LME three-month zinc prices surged to $3,430 per tonne in recent trading, approaching the highest levels in years, as a dramatic drawdown in exchange inventories exposed the fragility of the global zinc supply chain. LME on-warrant stocks have fallen to approximately 120,000 tonnes, down from 230,000 tonnes at the start of 2025 and from 300,000 tonnes in April 2021. Combined LME and SHFE inventories are now below 150,000 tonnes, a level that historically precedes acute supply tightness and price spikes.
Treatment charges (TCs) for zinc concentrate have fallen below breakeven levels for many smelters, with benchmark TCs at approximately $80 per tonne in 2025 and forecast to reach $160/t in 2026. The persistent low TC environment reflects a structural shortage of mined concentrate relative to smelting capacity, forcing smelters to accept negative margins to secure feed. European smelters have responded with reduced operating rates and extended maintenance shutdowns, further tightening refined metal availability.
The inventory crisis is compounded by regional imbalances.

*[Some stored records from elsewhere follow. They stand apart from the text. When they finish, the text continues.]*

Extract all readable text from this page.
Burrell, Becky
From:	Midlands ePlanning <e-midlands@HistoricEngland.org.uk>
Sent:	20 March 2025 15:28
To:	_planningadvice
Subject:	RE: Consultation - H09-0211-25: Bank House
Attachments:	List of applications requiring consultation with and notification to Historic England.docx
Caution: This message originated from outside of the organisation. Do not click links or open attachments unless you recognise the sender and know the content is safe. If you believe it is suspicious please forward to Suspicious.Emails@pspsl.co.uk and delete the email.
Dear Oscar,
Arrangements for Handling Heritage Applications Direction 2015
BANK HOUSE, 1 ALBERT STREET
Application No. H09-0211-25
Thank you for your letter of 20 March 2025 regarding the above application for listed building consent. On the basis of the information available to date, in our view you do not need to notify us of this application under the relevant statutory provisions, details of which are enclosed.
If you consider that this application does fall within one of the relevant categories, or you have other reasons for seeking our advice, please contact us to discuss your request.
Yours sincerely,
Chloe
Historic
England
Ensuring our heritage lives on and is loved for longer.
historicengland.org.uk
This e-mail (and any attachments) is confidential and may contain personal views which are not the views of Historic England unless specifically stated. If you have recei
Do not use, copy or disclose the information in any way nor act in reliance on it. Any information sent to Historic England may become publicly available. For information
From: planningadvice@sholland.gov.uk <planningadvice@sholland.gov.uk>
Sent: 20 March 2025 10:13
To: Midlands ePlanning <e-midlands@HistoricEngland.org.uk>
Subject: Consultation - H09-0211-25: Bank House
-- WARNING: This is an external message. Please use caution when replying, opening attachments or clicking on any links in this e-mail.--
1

LME zinc stocks in Asian warehouses, particularly in Malaysia and Singapore, have been drawn down aggressively to satisfy Chinese demand. However, China's refined zinc imports have declined as domestic smelter production rose to a 17-month high in August 2025, with the Kunlun smelter expansion adding 560,000 tonnes per year of capacity. This dynamic has shifted the locus of tightness from Asia to Europe, where LME stocks in Rotterdam and New Orleans are near depletion.
The combined stock level below 150,000 tonnes is a red flag for procurement teams. Extend zinc contract coverage to 6-9 months to hedge against potential price spikes. Consider alternative suppliers in regions with better stock coverage, and evaluate galvanizing alternatives where technically feasible.